巨大な間接雇用の高波を体験する清掃労働者の健康問題深刻
パク・スンナム‘健康な労働社’事務処長は、“最低賃金水準にさまよう非正規職労働者の労働環境権は、これまで主要な問題として取扱い出来なかった”としながら“非正規職労働者の健康問題は正規職員よりはるかに深刻”と話す.
清掃用役労働者に対する唯一の健康統計といえば、2004年健康な労働社会がソウル都市鉄道工事労組,
女性連盟と共にした清掃用役労働者健康調査程度だ.
それも下調べ段階で、これ以上はかどらなかったが, 労働者たちは △安全事故 △筋骨格系疾患
△有機洗剤毒性などの危険に露出されていると現れた.
調査チームの面談過程でソウル地下鉄5〜8号線清掃用役労働者たちは“無償提供新聞の増加で労働強度が激しくなった”“肩の痛みで働くのが難しい”“洗剤を使用する時に目が熱くなって、皮膚に着くと痒い”“作業服洗濯のための粉石鹸さえ支給しない”というなどの反応を吐き出した.
非正規職の健康管理は正規職よりはるかに遅れをとっている.
ジョン・ジンジュ
女性開発院研究委員が‘職場女性の健康関連実態調査’(2001)の設問結果を土台にして書いた‘非正規職女性勤労者健康増進方案研究’(2005)という論文を見ると,
会社内の保健教育は正規職女性の41.7%に実施されるのに対して, 非正規職女性には13%だけが実施された.
定期健康検診の場合, 正規職女性は76%が受けるのに比べ、非正規職女性は41%に過ぎなかった.
現在疾病がある人のうち、治療中である人は正規職女性の27.4%, 非正規職女性の20.9%が現在治療していると応答し,
非正規職内でも日雇いと修習職は50%以上が治療していないと現れた.
韓国に新自由主義の風が押し寄せてきた後, 最も巨大な間接雇用の波高を体験したのが、まさに清掃労働者たちだ.
1990年代以前、清掃労働者は大部分が直雇用形態を帯びていたが, いまは大部分用役職として転換された.

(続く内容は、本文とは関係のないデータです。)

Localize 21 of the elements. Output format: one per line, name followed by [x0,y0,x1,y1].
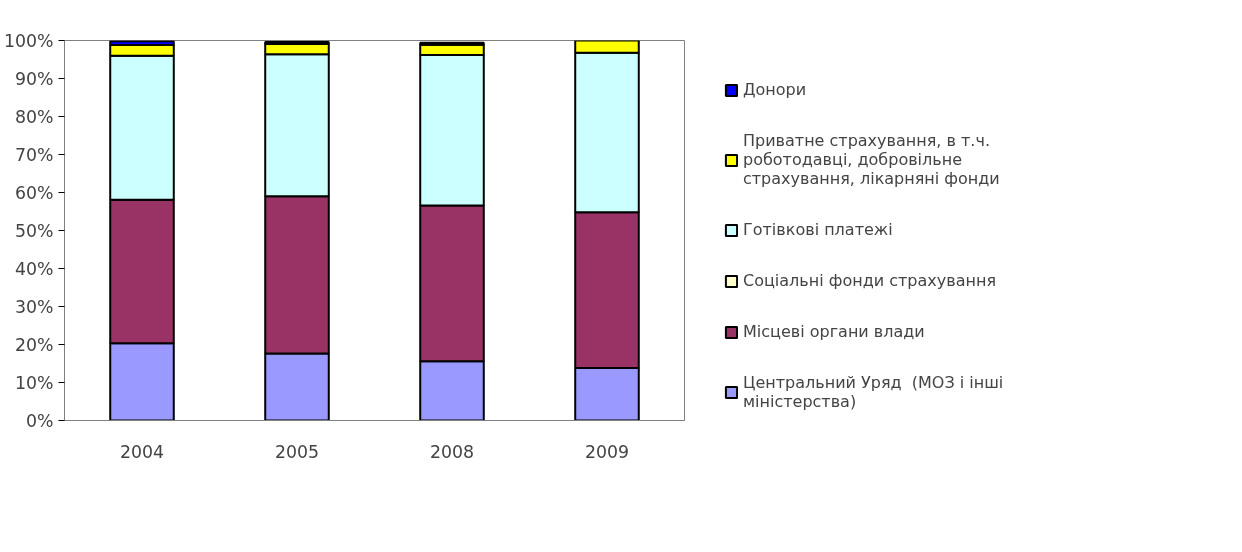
y-tick-label: 60% [14,182,54,203]
y-tick-label: 10% [14,372,54,393]
x-tick-label: 2004 [119,441,165,462]
y-tick-label: 20% [14,334,54,355]
legend-label: Приватне страхування, в т.ч. роботодавці, добровільне страхування, лікарняні фонди [743,131,1000,188]
y-tick-label: 30% [14,296,54,317]
y-tick-label: 0% [26,410,54,431]
x-tick-label: 2005 [274,441,320,462]
y-tick-label: 90% [14,68,54,89]
legend-label: Центральний Уряд (МОЗ і інші міністерства) [743,373,1004,411]
y-tick-label: 100% [3,30,54,51]
x-tick-label: 2008 [429,441,475,462]
y-tick-label: 50% [14,220,54,241]
legend-label: Місцеві органи влади [743,322,925,341]
legend-label: Донори [743,80,807,99]
legend-label: Соціальні фонди страхування [743,271,997,290]
x-tick-label: 2009 [584,441,630,462]
y-tick-label: 70% [14,144,54,165]
y-tick-label: 80% [14,106,54,127]
y-tick-label: 40% [14,258,54,279]
legend-label: Готівкові платежі [743,220,893,239]
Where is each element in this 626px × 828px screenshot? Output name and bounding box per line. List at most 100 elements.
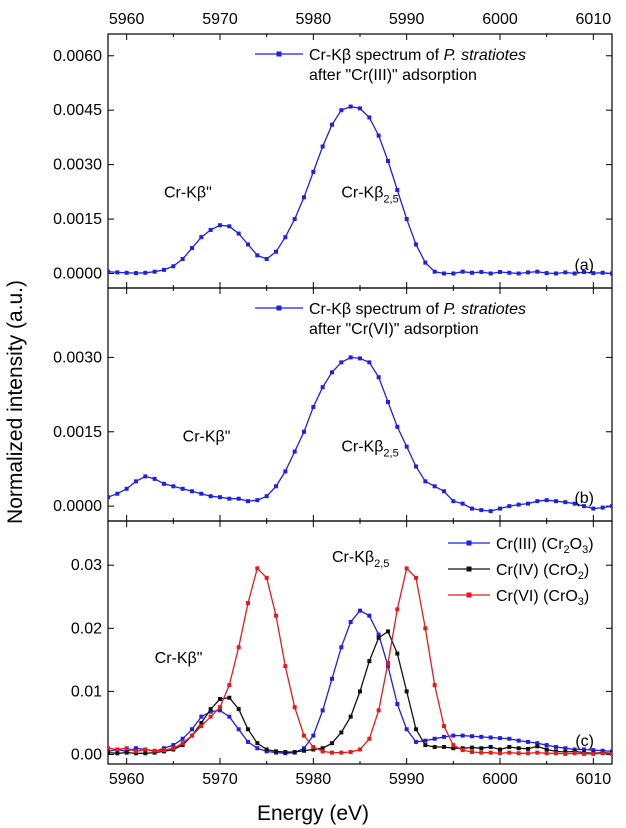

この過程で小資本の用役業者が乱立するようになり, 清掃用役労働者はその年の用役契約単価によって一年間の生活が振り回される境遇になった.
清掃労働者は雇用可否, 賃金条件, 労働環境が用役単価によって決定される低費用構造の犠牲の羊だ.
‘ダンピング契約’であるほど月給は最低賃金を抜け出せず, 労働者の健康は後まわしにされる.